Cowlitz Indian Tribe invests in STEM education and research at WSU Vancouver
VANCOUVER, Wash. — Washington State University announced a $1 million philanthropic investment by the Cowlitz Indian Tribe to advance life sciences and STEM education at WSU Vancouver, benefitting students, research and outreach in southwest Washington. The commitment made by the Cowlitz Tribal Foundation will be used in the construction of a $5.4 million state-of-the-art greenhouse as part of the campus’ Life Sciences Building project, now under construction.
“The WSU Vancouver community is grateful for the generous investment and partnership from the Cowlitz Indian Tribe and looks forward to the completion of our campus’ new Life Sciences Building in 2024,” said Mel Netzhammer, chancellor of WSU Vancouver. “This commitment will open doors for our talented faculty and students to make discoveries and share valuable knowledge of the world around us, thereby improving the quality of life across the region and beyond.”
“The Cowlitz Indian Tribe invests in education because we understand the value that it brings to individuals and the community,” said Timi Marie Russin, Cowlitz Tribal Foundation manager. “We are honored to be a part of the mission and grateful for the partnership with WSU Vancouver.”
The 3,300-square-foot greenhouse will be home for lab-based experiments, lectures, and independent research projects that will benefit biology and environmental science education and research programs at WSU Vancouver. The greenhouse is part of the new and innovative 60,000-square-foot Life Sciences Building, which broke ground in November 2021. Slated to open in 2024, the Life Sciences Building will house laboratory space for programming in biology and chemistry, serving general educational needs for all students and foundational courses for an array of STEM degrees. Largely funded by $52.6 million from the state of Washington’s 2021–23 capital budget, the Life Sciences Building will also house basic, translational, applied, and clinical health programs — including nursing, neuroscience, psychology, molecular biology, and medicine.

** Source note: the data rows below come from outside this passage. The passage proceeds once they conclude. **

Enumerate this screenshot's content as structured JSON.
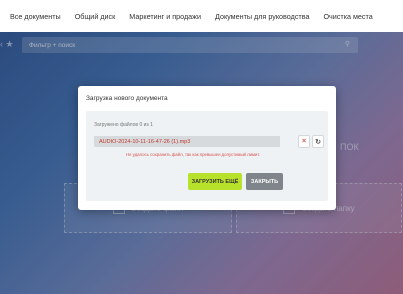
{
  "topnav": {
    "items": [
      "Все документы",
      "Общий диск",
      "Маркетинг и продажи",
      "Документы для руководства",
      "Очистка места"
    ]
  },
  "toolbar": {
    "filter_placeholder": "Фильтр + поиск",
    "nav_arrows": "‹ ★"
  },
  "background": {
    "create_file": "Создать файл",
    "create_folder": "Создать папку",
    "side_text": "ПОК"
  },
  "dialog": {
    "title": "Загрузка нового документа",
    "upload_count": "Загружено файлов 0 из 1",
    "file_name": "AUDIO-2024-10-11-16-47-26 (1).mp3",
    "error": "Не удалось сохранить файл, так как превышен допустимый лимит.",
    "upload_more_label": "ЗАГРУЗИТЬ ЕЩЁ",
    "close_label": "ЗАКРЫТЬ",
    "delete_icon": "×",
    "retry_icon": "↻"
  },
  "colors": {
    "accent_green": "#b8e12b",
    "error_red": "#d9534f",
    "close_gray": "#7f858a"
  }
}
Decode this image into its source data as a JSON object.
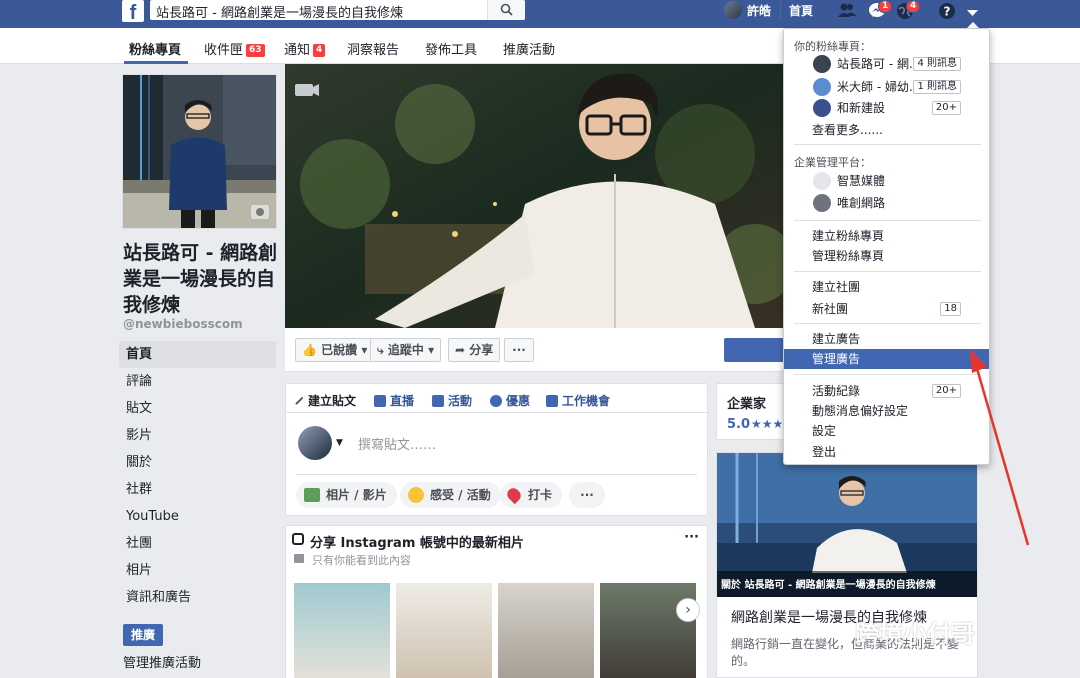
{
  "topbar": {
    "search_text": "站長路可 - 網路創業是一場漫長的自我修煉",
    "user_name": "許皓",
    "home_label": "首頁",
    "messages_count": "1",
    "notifications_count": "4"
  },
  "tabs": [
    {
      "label": "粉絲專頁",
      "badge": ""
    },
    {
      "label": "收件匣",
      "badge": "63"
    },
    {
      "label": "通知",
      "badge": "4"
    },
    {
      "label": "洞察報告",
      "badge": ""
    },
    {
      "label": "發佈工具",
      "badge": ""
    },
    {
      "label": "推廣活動",
      "badge": ""
    }
  ],
  "page": {
    "name": "站長路可 - 網路創業是一場漫長的自我修煉",
    "handle": "@newbiebosscom"
  },
  "left_nav": [
    "首頁",
    "評論",
    "貼文",
    "影片",
    "關於",
    "社群",
    "YouTube",
    "社團",
    "相片",
    "資訊和廣告"
  ],
  "promote_label": "推廣",
  "manage_promotions_label": "管理推廣活動",
  "actions": {
    "liked": "已說讚",
    "following": "追蹤中",
    "share": "分享",
    "more": "···"
  },
  "composer": {
    "tabs": [
      "建立貼文",
      "直播",
      "活動",
      "優惠",
      "工作機會"
    ],
    "placeholder": "撰寫貼文……",
    "pills": [
      "相片 / 影片",
      "感受 / 活動",
      "打卡"
    ],
    "more": "···"
  },
  "instagram": {
    "title": "分享 Instagram 帳號中的最新相片",
    "subtitle": "只有你能看到此內容",
    "more": "···"
  },
  "rating": {
    "category": "企業家",
    "score": "5.0",
    "stars": "★★★"
  },
  "about_card": {
    "caption": "關於 站長路可 - 網路創業是一場漫長的自我修煉",
    "title": "網路創業是一場漫長的自我修煉",
    "body": "網路行銷一直在變化，但商業的法則是不變的。"
  },
  "dropdown": {
    "pages_heading": "你的粉絲專頁：",
    "pages": [
      {
        "name": "站長路可 - 網...",
        "badge": "4 則訊息",
        "color": "#3a4350"
      },
      {
        "name": "米大師 - 婦幼...",
        "badge": "1 則訊息",
        "color": "#5b8bd1"
      },
      {
        "name": "和新建設",
        "badge": "20+",
        "color": "#3c4f8f"
      }
    ],
    "see_more": "查看更多......",
    "business_heading": "企業管理平台：",
    "businesses": [
      {
        "name": "智慧媒體",
        "color": "#e4e6eb"
      },
      {
        "name": "唯創網路",
        "color": "#6d7480"
      }
    ],
    "items_a": [
      "建立粉絲專頁",
      "管理粉絲專頁"
    ],
    "items_b": [
      {
        "label": "建立社團",
        "badge": ""
      },
      {
        "label": "新社團",
        "badge": "18"
      }
    ],
    "items_c": [
      "建立廣告",
      "管理廣告"
    ],
    "items_d": [
      {
        "label": "活動紀錄",
        "badge": "20+"
      },
      {
        "label": "動態消息偏好設定",
        "badge": ""
      },
      {
        "label": "設定",
        "badge": ""
      },
      {
        "label": "登出",
        "badge": ""
      }
    ]
  },
  "watermark": "跨境小付哥",
  "colors": {
    "brand": "#3b5998",
    "accent": "#4267b2",
    "badge": "#fa3e3e",
    "annotation": "#e8352c"
  }
}
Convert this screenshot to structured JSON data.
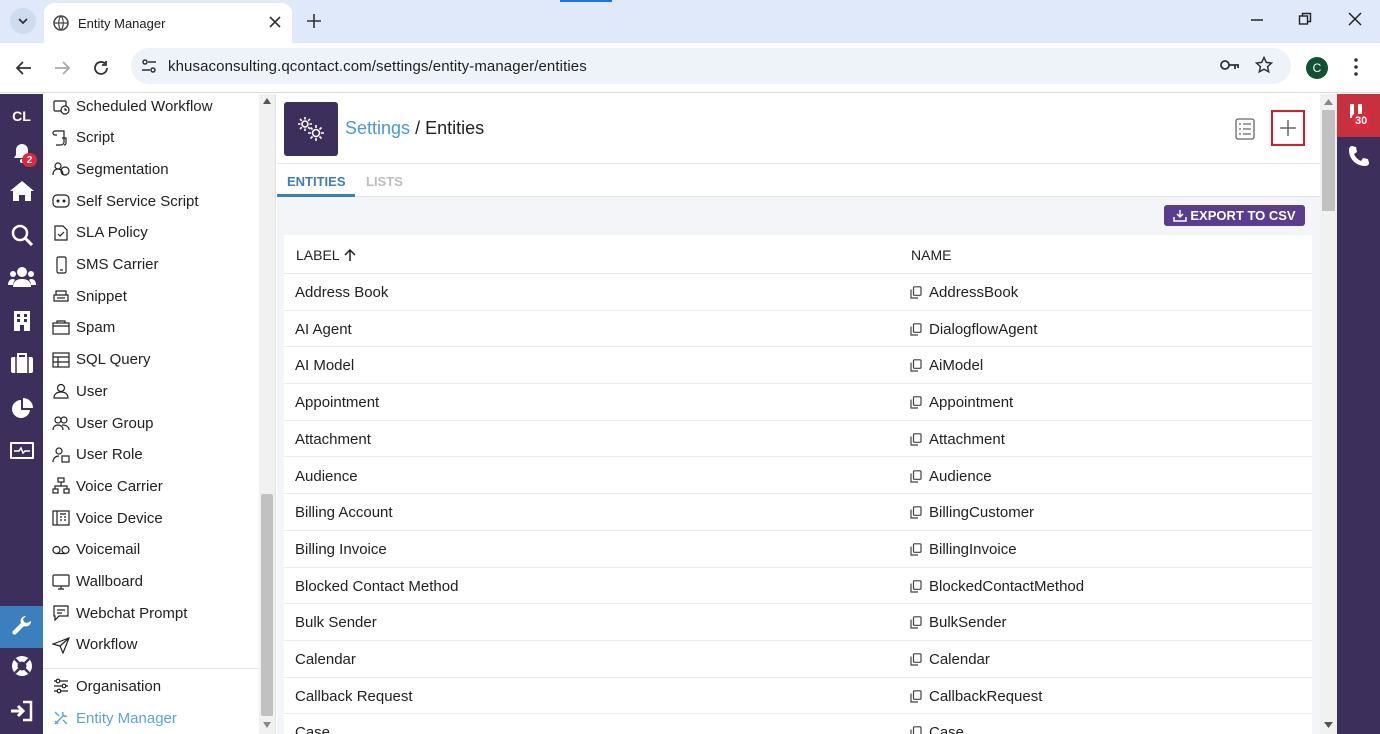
{
  "browser": {
    "tab_title": "Entity Manager",
    "url": "khusaconsulting.qcontact.com/settings/entity-manager/entities",
    "profile_initial": "C"
  },
  "rail": {
    "initials": "CL",
    "notification_count": "2",
    "icons": [
      "bell-icon",
      "home-icon",
      "search-icon",
      "people-icon",
      "building-icon",
      "briefcase-icon",
      "pie-chart-icon",
      "monitor-icon",
      "wrench-icon",
      "lifebuoy-icon",
      "logout-icon"
    ]
  },
  "nav": {
    "items": [
      {
        "label": "Scheduled Workflow",
        "icon": "scheduled-workflow-icon"
      },
      {
        "label": "Script",
        "icon": "script-icon"
      },
      {
        "label": "Segmentation",
        "icon": "segmentation-icon"
      },
      {
        "label": "Self Service Script",
        "icon": "self-service-script-icon"
      },
      {
        "label": "SLA Policy",
        "icon": "sla-policy-icon"
      },
      {
        "label": "SMS Carrier",
        "icon": "sms-carrier-icon"
      },
      {
        "label": "Snippet",
        "icon": "snippet-icon"
      },
      {
        "label": "Spam",
        "icon": "spam-icon"
      },
      {
        "label": "SQL Query",
        "icon": "sql-query-icon"
      },
      {
        "label": "User",
        "icon": "user-icon"
      },
      {
        "label": "User Group",
        "icon": "user-group-icon"
      },
      {
        "label": "User Role",
        "icon": "user-role-icon"
      },
      {
        "label": "Voice Carrier",
        "icon": "voice-carrier-icon"
      },
      {
        "label": "Voice Device",
        "icon": "voice-device-icon"
      },
      {
        "label": "Voicemail",
        "icon": "voicemail-icon"
      },
      {
        "label": "Wallboard",
        "icon": "wallboard-icon"
      },
      {
        "label": "Webchat Prompt",
        "icon": "webchat-prompt-icon"
      },
      {
        "label": "Workflow",
        "icon": "workflow-icon"
      }
    ],
    "organisation": "Organisation",
    "entity_manager": "Entity Manager"
  },
  "header": {
    "crumb_link": "Settings",
    "crumb_sep": "/",
    "crumb_current": "Entities"
  },
  "tabs": [
    "ENTITIES",
    "LISTS"
  ],
  "export_label": "EXPORT TO CSV",
  "table": {
    "columns": [
      "LABEL",
      "NAME"
    ],
    "rows": [
      [
        "Address Book",
        "AddressBook"
      ],
      [
        "AI Agent",
        "DialogflowAgent"
      ],
      [
        "AI Model",
        "AiModel"
      ],
      [
        "Appointment",
        "Appointment"
      ],
      [
        "Attachment",
        "Attachment"
      ],
      [
        "Audience",
        "Audience"
      ],
      [
        "Billing Account",
        "BillingCustomer"
      ],
      [
        "Billing Invoice",
        "BillingInvoice"
      ],
      [
        "Blocked Contact Method",
        "BlockedContactMethod"
      ],
      [
        "Bulk Sender",
        "BulkSender"
      ],
      [
        "Calendar",
        "Calendar"
      ],
      [
        "Callback Request",
        "CallbackRequest"
      ],
      [
        "Case",
        "Case"
      ]
    ]
  },
  "right_rail": {
    "badge": "30"
  },
  "colors": {
    "brand_purple": "#3d2f5c",
    "link_blue": "#4a9ad6",
    "export_button": "#5a3d91",
    "highlight_red": "#e0192d"
  }
}
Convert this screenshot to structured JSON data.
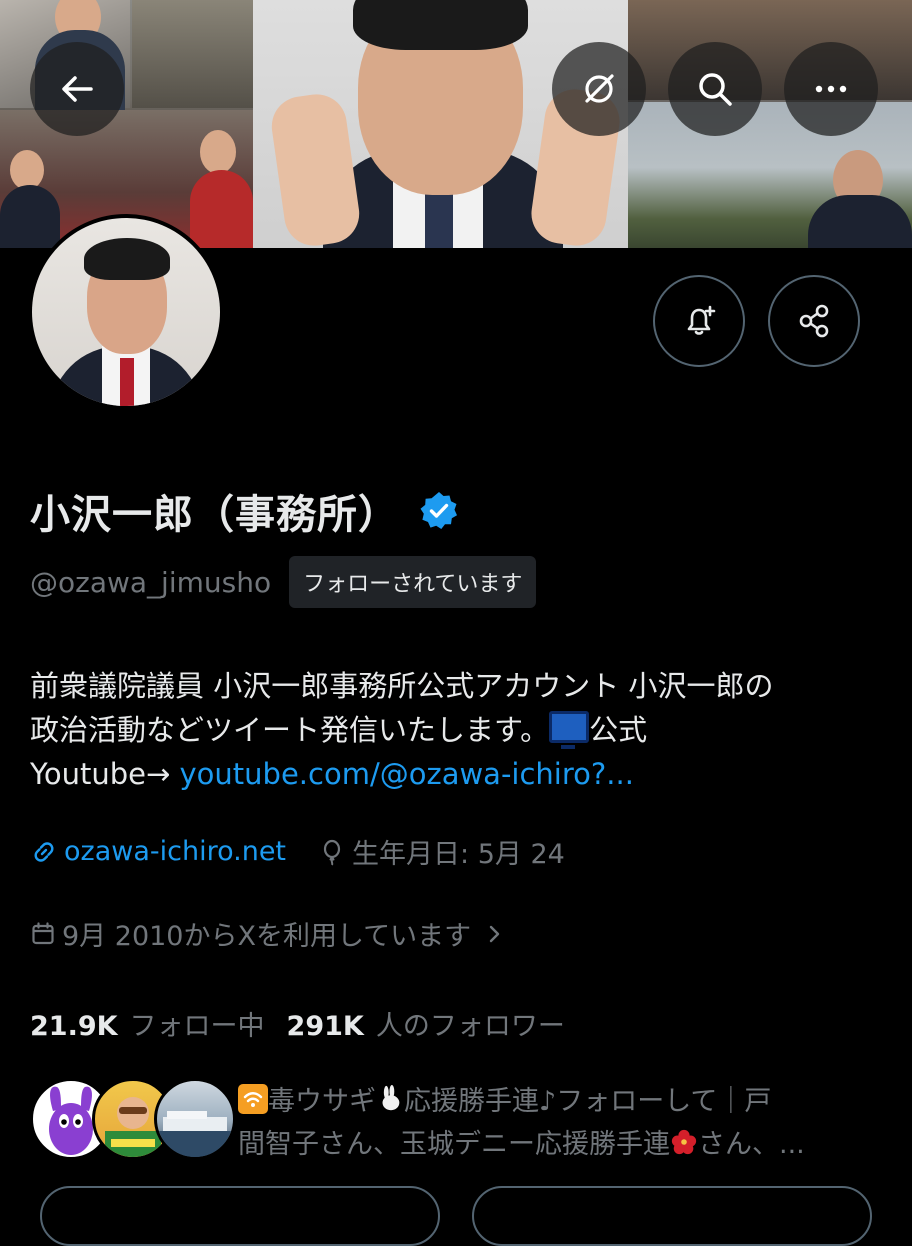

“WSU’s partnership with the Cowlitz Indian Tribe aligns squarely with our shared value to understand and protect the lands and world around us,” said WSU President Kirk Schulz. “Everyone at WSU is grateful for the generosity and leadership of the Cowlitz Indian Tribe for their remarkable support of this project. I look forward to growing our collaborations with the Cowlitz peoples to address challenges and advance communities in southwest Washington — and throughout the state and region — for generations to come.”
With its collective emphasis on art, culture, environmental justice, and education, the Life Sciences Building and greenhouse fit neatly within the mission of the Cowlitz Indian Tribe and the philanthropic goals of the Cowlitz Tribal Foundation. Since 2017, the Cowlitz Indian Tribe has donated approximately $28 million to its local community and the state of Washington as a whole.
Washington State University Vancouver is located on the homelands of the Cowlitz Indian Tribe, homelands of the Peoples, and Peoples of the Lower Columbia Valley. As one of six campuses of the WSU system, WSU Vancouver provides affordable, high-quality baccalaureate- and graduate-level education to benefit the people and communities it serves. As the only four-year research university in southwest Washington, WSU Vancouver helps drive economic growth through relationships with local businesses and industries, schools, and nonprofit organizations.